Puis, valise à la main, elle a franchi le seuil de la porte. Artiom l’a appelée :

— Victoria ? Où vas‑tu ?

Elle a posé la valise, s’est retournée et a dit avec détermination :

— Je m’en vais. Je ne reviendrai pas.

Il a tenté de la retenir, sa mère s’est interposée, mais Victoria a poursuivi :

— Je ne suis pas votre employée gratuite. J’en ai assez.

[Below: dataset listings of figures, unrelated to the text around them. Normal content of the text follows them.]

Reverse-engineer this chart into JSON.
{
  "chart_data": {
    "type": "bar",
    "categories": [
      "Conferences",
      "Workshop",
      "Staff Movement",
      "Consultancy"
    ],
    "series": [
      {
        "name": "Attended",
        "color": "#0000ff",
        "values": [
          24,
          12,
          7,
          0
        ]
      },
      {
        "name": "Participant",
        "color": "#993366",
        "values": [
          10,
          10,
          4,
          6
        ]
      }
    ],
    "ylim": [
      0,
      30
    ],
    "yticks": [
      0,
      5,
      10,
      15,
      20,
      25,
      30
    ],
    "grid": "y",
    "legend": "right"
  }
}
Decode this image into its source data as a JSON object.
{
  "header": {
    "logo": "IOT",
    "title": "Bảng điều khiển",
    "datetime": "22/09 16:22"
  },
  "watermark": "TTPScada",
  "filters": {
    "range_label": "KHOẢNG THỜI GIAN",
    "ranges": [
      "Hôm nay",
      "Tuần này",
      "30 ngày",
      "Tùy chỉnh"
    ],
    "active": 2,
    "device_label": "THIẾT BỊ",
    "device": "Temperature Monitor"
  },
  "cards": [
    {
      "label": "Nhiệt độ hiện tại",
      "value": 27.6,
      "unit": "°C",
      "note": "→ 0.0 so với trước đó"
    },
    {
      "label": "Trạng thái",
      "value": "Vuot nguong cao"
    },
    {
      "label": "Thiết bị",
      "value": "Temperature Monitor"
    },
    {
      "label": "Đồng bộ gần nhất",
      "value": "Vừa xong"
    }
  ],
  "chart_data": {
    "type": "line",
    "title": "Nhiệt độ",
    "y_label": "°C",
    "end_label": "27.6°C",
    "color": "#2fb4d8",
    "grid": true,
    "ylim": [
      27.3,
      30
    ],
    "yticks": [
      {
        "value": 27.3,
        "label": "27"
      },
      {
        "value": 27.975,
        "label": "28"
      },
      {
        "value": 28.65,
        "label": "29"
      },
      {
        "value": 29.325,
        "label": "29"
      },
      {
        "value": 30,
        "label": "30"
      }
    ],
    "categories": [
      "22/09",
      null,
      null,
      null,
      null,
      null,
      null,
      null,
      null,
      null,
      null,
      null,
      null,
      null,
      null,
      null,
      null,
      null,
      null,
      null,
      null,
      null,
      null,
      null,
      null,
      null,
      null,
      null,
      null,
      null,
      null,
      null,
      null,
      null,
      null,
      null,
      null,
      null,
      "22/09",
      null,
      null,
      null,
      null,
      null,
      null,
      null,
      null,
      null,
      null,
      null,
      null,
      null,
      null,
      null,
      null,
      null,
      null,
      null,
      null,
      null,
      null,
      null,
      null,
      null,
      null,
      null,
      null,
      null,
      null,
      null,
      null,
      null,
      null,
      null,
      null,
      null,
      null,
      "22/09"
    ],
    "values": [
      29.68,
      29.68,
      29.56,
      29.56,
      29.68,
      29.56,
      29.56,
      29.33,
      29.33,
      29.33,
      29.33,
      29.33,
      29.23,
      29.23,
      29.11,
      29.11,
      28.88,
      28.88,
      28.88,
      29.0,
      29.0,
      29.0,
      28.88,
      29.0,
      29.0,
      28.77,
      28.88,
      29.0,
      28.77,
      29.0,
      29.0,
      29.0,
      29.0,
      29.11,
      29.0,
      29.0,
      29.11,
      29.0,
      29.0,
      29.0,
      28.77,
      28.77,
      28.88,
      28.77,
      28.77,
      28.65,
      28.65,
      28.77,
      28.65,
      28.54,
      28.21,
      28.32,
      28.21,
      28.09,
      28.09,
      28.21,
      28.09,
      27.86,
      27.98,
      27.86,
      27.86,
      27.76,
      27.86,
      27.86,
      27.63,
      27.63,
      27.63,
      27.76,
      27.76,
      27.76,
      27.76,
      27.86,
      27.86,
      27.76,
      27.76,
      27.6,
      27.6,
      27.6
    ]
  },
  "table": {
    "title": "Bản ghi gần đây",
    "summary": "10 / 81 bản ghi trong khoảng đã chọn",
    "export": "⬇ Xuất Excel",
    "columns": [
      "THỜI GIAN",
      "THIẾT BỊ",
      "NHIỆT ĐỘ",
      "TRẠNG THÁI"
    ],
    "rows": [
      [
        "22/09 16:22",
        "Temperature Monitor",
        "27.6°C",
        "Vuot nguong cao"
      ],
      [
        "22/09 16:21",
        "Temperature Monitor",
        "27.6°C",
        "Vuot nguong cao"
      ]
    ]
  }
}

Elle a enfilé sa veste, a saisi la valise et s’est dirigée vers la sortie. Artiom a supplié, Valentina Petrovna s’est indignée, mais elle est restée de marbre.

— Adieu, — a-t‑elle murmuré avant d’ouvrir la porte.

La fraîcheur de la nuit l’a accueillie comme une promesse de liberté. Elle a respiré à pleins poumons, son cœur battant non plus de peur, mais d’excitation.

L’autobus est arrivé. Victoria s’est assise au fond, près de la fenêtre, et a regardé derrière elle : la lumière d’une fenêtre restait allumée dans leur appartement. Ils ne comprendraient sans doute jamais pourquoi elle était partie.

Mais elle n’avait plus besoin de leur compréhension.

Demain commençait une nouvelle vie, incertaine mais à elle. Et pour la première fois depuis longtemps, Victoria se sentait vraiment libre.